[28871] in Perl-Users-Digest

home help back first fref pref prev next nref lref last post

Perl-Users Digest, Issue: 115 Volume: 11

daemon@ATHENA.MIT.EDU (Perl-Users Digest)
Fri Feb 9 23:01:35 2007

Date: Fri, 9 Feb 2007 20:00:42 -0800 (PST)
From: Perl-Users Digest <Perl-Users-Request@ruby.OCE.ORST.EDU>
To: Perl-Users@ruby.OCE.ORST.EDU (Perl-Users Digest)

Perl-Users Digest           Fri, 9 Feb 2007     Volume: 11 Number: 115

Today's topics:
        Non-greedy matching problem jason.yfho@gmail.com
    Re: Non-greedy matching problem <1usa@llenroc.ude.invalid>
    Re: Non-greedy matching problem <dave.slayton@gmail.com>
    Re: Non-greedy matching problem <kenslaterpa@hotmail.com>
    Re: Non-greedy matching problem <rvtol+news@isolution.nl>
    Re: Non-greedy matching problem <evad.notyals@liamg.moc>
    Re: Non-greedy matching problem <nobull67@gmail.com>
    Re: Non-greedy matching problem jason.yfho@gmail.com
    Re: Non-greedy matching problem jason.yfho@gmail.com
    Re: Non-greedy matching problem <nobull67@gmail.com>
    Re: Non-greedy matching problem <hjp-usenet2@hjp.at>
    Re: Non-greedy matching problem <1usa@llenroc.ude.invalid>
        Digest Administrivia (Last modified: 6 Apr 01) (Perl-Users-Digest Admin)

----------------------------------------------------------------------

Date: 3 Feb 2007 07:36:53 -0800
From: jason.yfho@gmail.com
Subject: Non-greedy matching problem
Message-Id: <1170517013.074401.141580@v45g2000cwv.googlegroups.com>

Hello!

I want to get the shortest length of string that starts with "i" and
ends with "s" from string "iiiidssss" using regular expression, that
is "id"s". Any idea?
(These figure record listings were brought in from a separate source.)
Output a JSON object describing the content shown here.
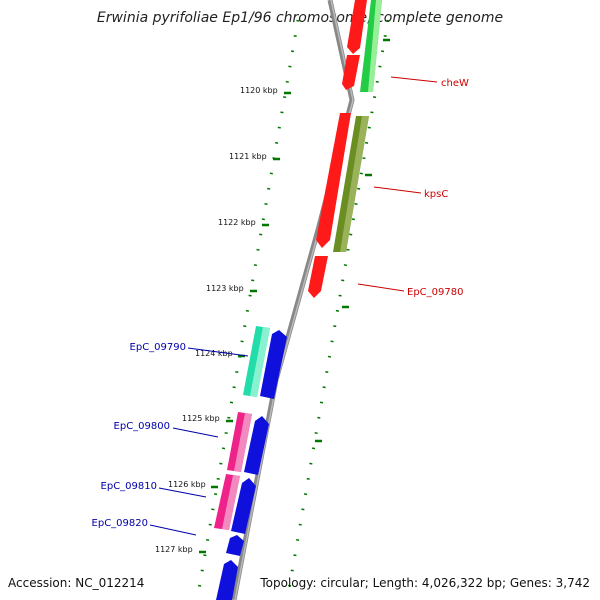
{
  "title": "Erwinia pyrifoliae Ep1/96 chromosome, complete genome",
  "footer": {
    "accession": "Accession: NC_012214",
    "topology": "Topology: circular; Length: 4,026,322 bp; Genes: 3,742"
  },
  "ticks": [
    "1120 kbp",
    "1121 kbp",
    "1122 kbp",
    "1123 kbp",
    "1124 kbp",
    "1125 kbp",
    "1126 kbp",
    "1127 kbp"
  ],
  "gene_labels": [
    {
      "text": "cheW",
      "strand": "forward"
    },
    {
      "text": "kpsC",
      "strand": "forward"
    },
    {
      "text": "EpC_09780",
      "strand": "forward"
    },
    {
      "text": "EpC_09790",
      "strand": "reverse"
    },
    {
      "text": "EpC_09800",
      "strand": "reverse"
    },
    {
      "text": "EpC_09810",
      "strand": "reverse"
    },
    {
      "text": "EpC_09820",
      "strand": "reverse"
    }
  ],
  "colors": {
    "forward_cds": "#ff1a1a",
    "reverse_cds": "#1010dd",
    "forward_label": "#cc0000",
    "reverse_label": "#0000aa",
    "rna_green": "#22cc44",
    "kpsC_track": "#6b8e23",
    "teal_track": "#22ddaa",
    "pink_track": "#ee2288",
    "tick_green": "#007700",
    "backbone": "#888888"
  }
}
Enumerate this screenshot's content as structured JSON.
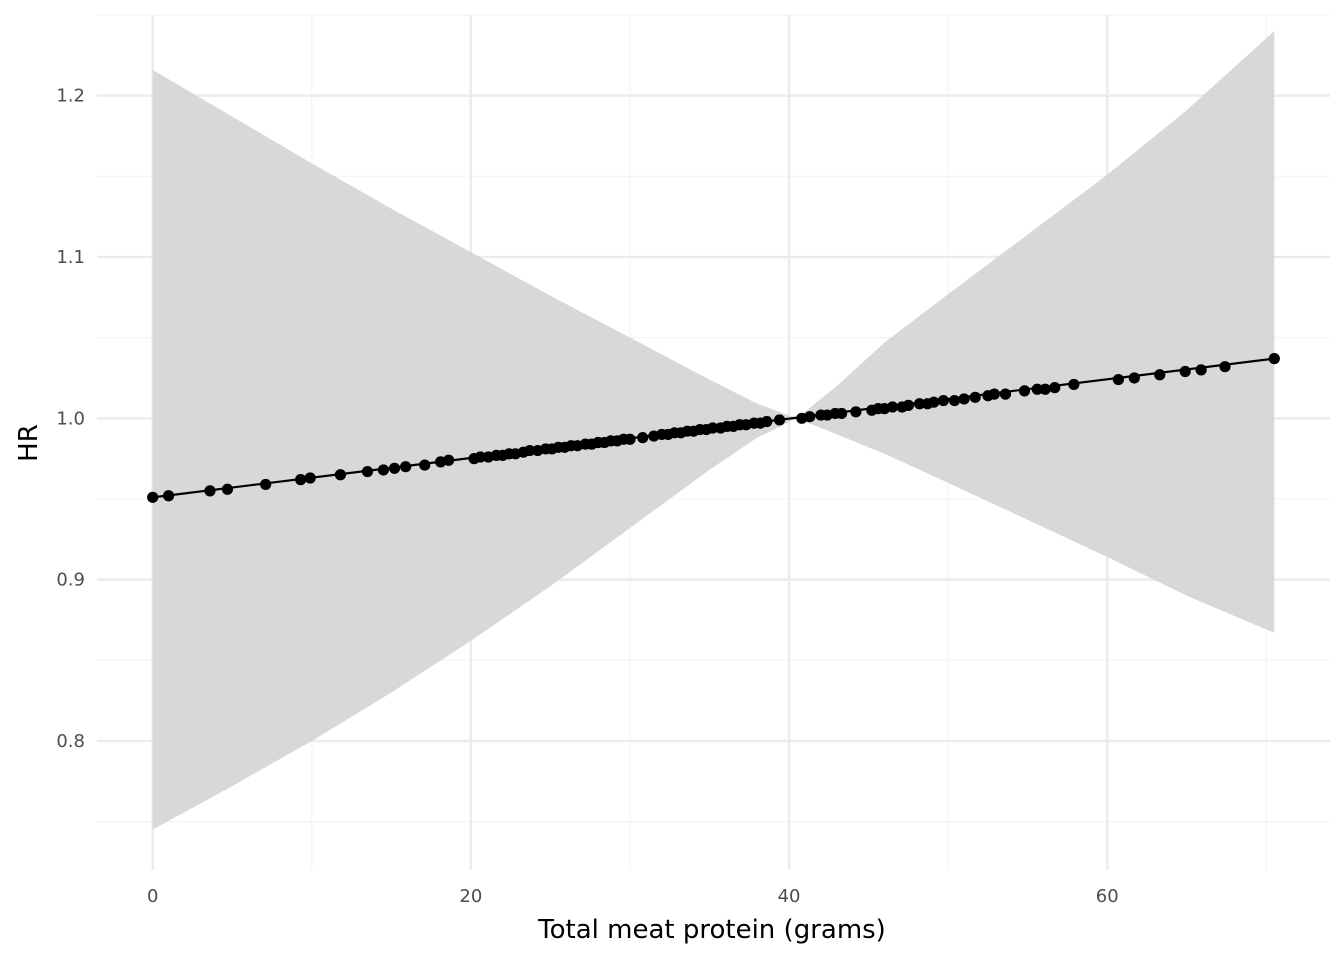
{
  "chart_data": {
    "type": "line",
    "title": "",
    "xlabel": "Total meat protein (grams)",
    "ylabel": "HR",
    "xlim": [
      -3.5,
      74
    ],
    "ylim": [
      0.72,
      1.25
    ],
    "x_ticks_major": [
      0,
      20,
      40,
      60
    ],
    "x_tick_labels": [
      "0",
      "20",
      "40",
      "60"
    ],
    "y_ticks_major": [
      0.8,
      0.9,
      1.0,
      1.1,
      1.2
    ],
    "y_tick_labels": [
      "0.8",
      "0.9",
      "1.0",
      "1.1",
      "1.2"
    ],
    "grid": true,
    "legend": "none",
    "colors": {
      "ribbon": "#d6d6d6",
      "line": "#000000",
      "points": "#000000",
      "grid_major": "#ebebeb",
      "grid_minor": "#f4f4f4"
    },
    "fit_line": {
      "x": [
        0,
        70.5
      ],
      "y": [
        0.951,
        1.037
      ]
    },
    "confidence_band": {
      "x": [
        0,
        5,
        10,
        15,
        20,
        25,
        30,
        35,
        38,
        40.5,
        43,
        46,
        50,
        55,
        60,
        65,
        70.5
      ],
      "lower": [
        0.745,
        0.772,
        0.8,
        0.83,
        0.862,
        0.896,
        0.932,
        0.968,
        0.988,
        1.0,
        0.99,
        0.978,
        0.96,
        0.937,
        0.914,
        0.89,
        0.867
      ],
      "upper": [
        1.216,
        1.187,
        1.158,
        1.13,
        1.103,
        1.076,
        1.05,
        1.024,
        1.009,
        1.0,
        1.02,
        1.047,
        1.077,
        1.114,
        1.151,
        1.191,
        1.24
      ]
    },
    "points": {
      "x": [
        0,
        1,
        3.6,
        4.7,
        7.1,
        9.3,
        9.9,
        11.8,
        13.5,
        14.5,
        15.2,
        15.9,
        17.1,
        18.1,
        18.6,
        20.2,
        20.6,
        21.1,
        21.6,
        22,
        22.4,
        22.8,
        23.3,
        23.7,
        24.2,
        24.7,
        25.1,
        25.5,
        25.9,
        26.3,
        26.7,
        27.2,
        27.6,
        28,
        28.4,
        28.8,
        29.2,
        29.6,
        30,
        30.8,
        31.5,
        32,
        32.4,
        32.8,
        33.2,
        33.6,
        34,
        34.4,
        34.8,
        35.2,
        35.7,
        36.1,
        36.5,
        36.9,
        37.3,
        37.8,
        38.2,
        38.6,
        39.4,
        40.8,
        41.3,
        42,
        42.4,
        42.9,
        43.3,
        44.2,
        45.2,
        45.6,
        46,
        46.5,
        47.1,
        47.5,
        48.2,
        48.7,
        49.1,
        49.7,
        50.4,
        51,
        51.7,
        52.5,
        52.9,
        53.6,
        54.8,
        55.6,
        56.1,
        56.7,
        57.9,
        60.7,
        61.7,
        63.3,
        64.9,
        65.9,
        67.4,
        70.5
      ],
      "y": [
        0.951,
        0.952,
        0.955,
        0.956,
        0.959,
        0.962,
        0.963,
        0.965,
        0.967,
        0.968,
        0.969,
        0.97,
        0.971,
        0.973,
        0.974,
        0.975,
        0.976,
        0.976,
        0.977,
        0.977,
        0.978,
        0.978,
        0.979,
        0.98,
        0.98,
        0.981,
        0.981,
        0.982,
        0.982,
        0.983,
        0.983,
        0.984,
        0.984,
        0.985,
        0.985,
        0.986,
        0.986,
        0.987,
        0.987,
        0.988,
        0.989,
        0.99,
        0.99,
        0.991,
        0.991,
        0.992,
        0.992,
        0.993,
        0.993,
        0.994,
        0.994,
        0.995,
        0.995,
        0.996,
        0.996,
        0.997,
        0.997,
        0.998,
        0.999,
        1.0,
        1.001,
        1.002,
        1.002,
        1.003,
        1.003,
        1.004,
        1.005,
        1.006,
        1.006,
        1.007,
        1.007,
        1.008,
        1.009,
        1.009,
        1.01,
        1.011,
        1.011,
        1.012,
        1.013,
        1.014,
        1.015,
        1.015,
        1.017,
        1.018,
        1.018,
        1.019,
        1.021,
        1.024,
        1.025,
        1.027,
        1.029,
        1.03,
        1.032,
        1.037
      ]
    }
  }
}
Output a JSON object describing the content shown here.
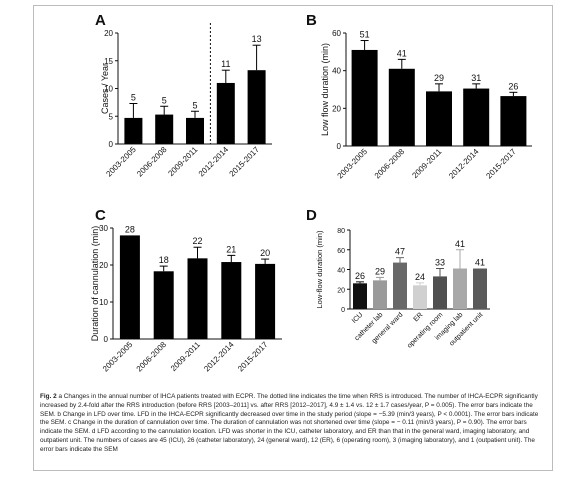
{
  "panels": [
    {
      "label": "A",
      "ylabel": "Cases / Year",
      "ylim": [
        0,
        20
      ],
      "yticks": [
        0,
        5,
        10,
        15,
        20
      ],
      "categories": [
        "2003-2005",
        "2006-2008",
        "2009-2011",
        "2012-2014",
        "2015-2017"
      ],
      "values": [
        4.7,
        5.3,
        4.7,
        11,
        13.3
      ],
      "errors": [
        2.6,
        1.5,
        1.2,
        2.3,
        4.5
      ],
      "labels": [
        "5",
        "5",
        "5",
        "11",
        "13"
      ],
      "divider_after_index": 2
    },
    {
      "label": "B",
      "ylabel": "Low flow duration (min)",
      "ylim": [
        0,
        60
      ],
      "yticks": [
        0,
        20,
        40,
        60
      ],
      "categories": [
        "2003-2005",
        "2006-2008",
        "2009-2011",
        "2012-2014",
        "2015-2017"
      ],
      "values": [
        51,
        41,
        29,
        30.5,
        26.5
      ],
      "errors": [
        5,
        5,
        4,
        2.5,
        2
      ],
      "labels": [
        "51",
        "41",
        "29",
        "31",
        "26"
      ]
    },
    {
      "label": "C",
      "ylabel": "Duration of cannulation (min)",
      "ylim": [
        0,
        30
      ],
      "yticks": [
        0,
        10,
        20,
        30
      ],
      "categories": [
        "2003-2005",
        "2006-2008",
        "2009-2011",
        "2012-2014",
        "2015-2017"
      ],
      "values": [
        28,
        18.3,
        21.8,
        20.8,
        20.3
      ],
      "errors": [
        0,
        1.4,
        3,
        1.8,
        1.3
      ],
      "labels": [
        "28",
        "18",
        "22",
        "21",
        "20"
      ]
    },
    {
      "label": "D",
      "ylabel": "Low-flow duration (min)",
      "ylim": [
        0,
        80
      ],
      "yticks": [
        0,
        20,
        40,
        60,
        80
      ],
      "categories": [
        "ICU",
        "catheter lab",
        "general ward",
        "ER",
        "operating room",
        "imaging lab",
        "outpatient unit"
      ],
      "values": [
        26,
        29,
        47,
        24,
        33,
        41,
        41
      ],
      "errors": [
        1.5,
        3,
        5,
        2.5,
        8,
        19,
        0
      ],
      "labels": [
        "26",
        "29",
        "47",
        "24",
        "33",
        "41",
        "41"
      ],
      "colors": [
        "#111111",
        "#9a9a9a",
        "#686868",
        "#d0d0d0",
        "#505050",
        "#a8a8a8",
        "#5a5a5a"
      ]
    }
  ],
  "caption": {
    "lead": "Fig. 2",
    "text": " a Changes in the annual number of IHCA patients treated with ECPR. The dotted line indicates the time when RRS is introduced. The number of IHCA-ECPR significantly increased by 2.4-fold after the RRS introduction (before RRS [2003–2011] vs. after RRS [2012–2017], 4.9 ± 1.4 vs. 12 ± 1.7 cases/year, P = 0.005). The error bars indicate the SEM. b Change in LFD over time. LFD in the IHCA-ECPR significantly decreased over time in the study period (slope = −5.39 (min/3 years), P < 0.0001). The error bars indicate the SEM. c Change in the duration of cannulation over time. The duration of cannulation was not shortened over time (slope = − 0.11 (min/3 years), P = 0.90). The error bars indicate the SEM. d LFD according to the cannulation location. LFD was shorter in the ICU, catheter laboratory, and ER than that in the general ward, imaging laboratory, and outpatient unit. The numbers of cases are 45 (ICU), 26 (catheter laboratory), 24 (general ward), 12 (ER), 6 (operating room), 3 (imaging laboratory), and 1 (outpatient unit). The error bars indicate the SEM"
  }
}
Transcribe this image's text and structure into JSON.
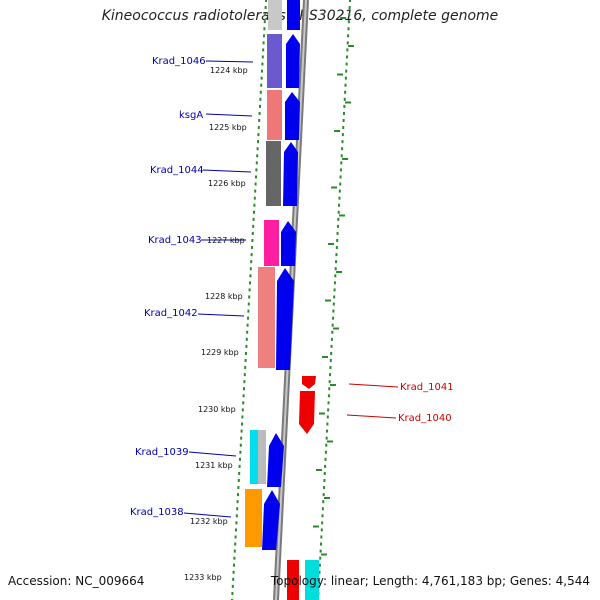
{
  "title": "Kineococcus radiotolerans SRS30216, complete genome",
  "accession": "Accession: NC_009664",
  "topology": "Topology: linear; Length: 4,761,183 bp; Genes: 4,544",
  "colors": {
    "forward_label": "#0000aa",
    "reverse_label": "#cc0000",
    "forward_arrow": "#0000ee",
    "reverse_arrow": "#ee0000",
    "backbone": "#8a8a8a",
    "ticks": "#2a8a2a"
  },
  "kbp_labels": [
    "1224 kbp",
    "1225 kbp",
    "1226 kbp",
    "1227 kbp",
    "1228 kbp",
    "1229 kbp",
    "1230 kbp",
    "1231 kbp",
    "1232 kbp",
    "1233 kbp"
  ],
  "gene_labels": [
    {
      "text": "Krad_1046",
      "strand": "forward"
    },
    {
      "text": "ksgA",
      "strand": "forward"
    },
    {
      "text": "Krad_1044",
      "strand": "forward"
    },
    {
      "text": "Krad_1043",
      "strand": "forward"
    },
    {
      "text": "Krad_1042",
      "strand": "forward"
    },
    {
      "text": "Krad_1041",
      "strand": "reverse"
    },
    {
      "text": "Krad_1040",
      "strand": "reverse"
    },
    {
      "text": "Krad_1039",
      "strand": "forward"
    },
    {
      "text": "Krad_1038",
      "strand": "forward"
    }
  ]
}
Mine result is not non-greddy enough.

$text = "iiiidssss";
$text =~ m/(i.+?s)/;
$1 is "iiiids", but I want to get "ids". How?

Thank you!

Rgds,
Jason



------------------------------

Date: Sat, 03 Feb 2007 16:29:10 GMT
From: "A. Sinan Unur" <1usa@llenroc.ude.invalid>
Subject: Re: Non-greedy matching problem
Message-Id: <Xns98CC751BFB399asu1cornelledu@127.0.0.1>

jason.yfho@gmail.com wrote in news:1170517013.074401.141580
@v45g2000cwv.googlegroups.com:

> I want to get the shortest length of string that starts with "i" and
> ends with "s" from string "iiiidssss" using regular expression, that
> is "id"s". Any idea? Mine result is not non-greddy enough.
> 
> $text = "iiiidssss";
> $text =~ m/(i.+?s)/;
> $1 is "iiiids", but I want to get "ids". How?
> 

It seems a perfect match for index and rindex:

#!/usr/bin/perl

use strict;
use warnings;

my $s = 'iiiidssss';

my $start = rindex $s, 'i';
my $end   = index  $s, 's';

if ( $start > -1 and $start < $end ) {
    print substr( $s, $start, $end - $start + 1), "\n";
}

__END__

A possible regex solution:

#!/usr/bin/perl

use strict;
use warnings;

my $s = 'iiiidssss';

if ( $s =~ /i*(i[^s]*s)s*/ ) {
    print "$1\n";
}

__END__

-- 
A. Sinan Unur <1usa@llenroc.ude.invalid>
(remove .invalid and reverse each component for email address)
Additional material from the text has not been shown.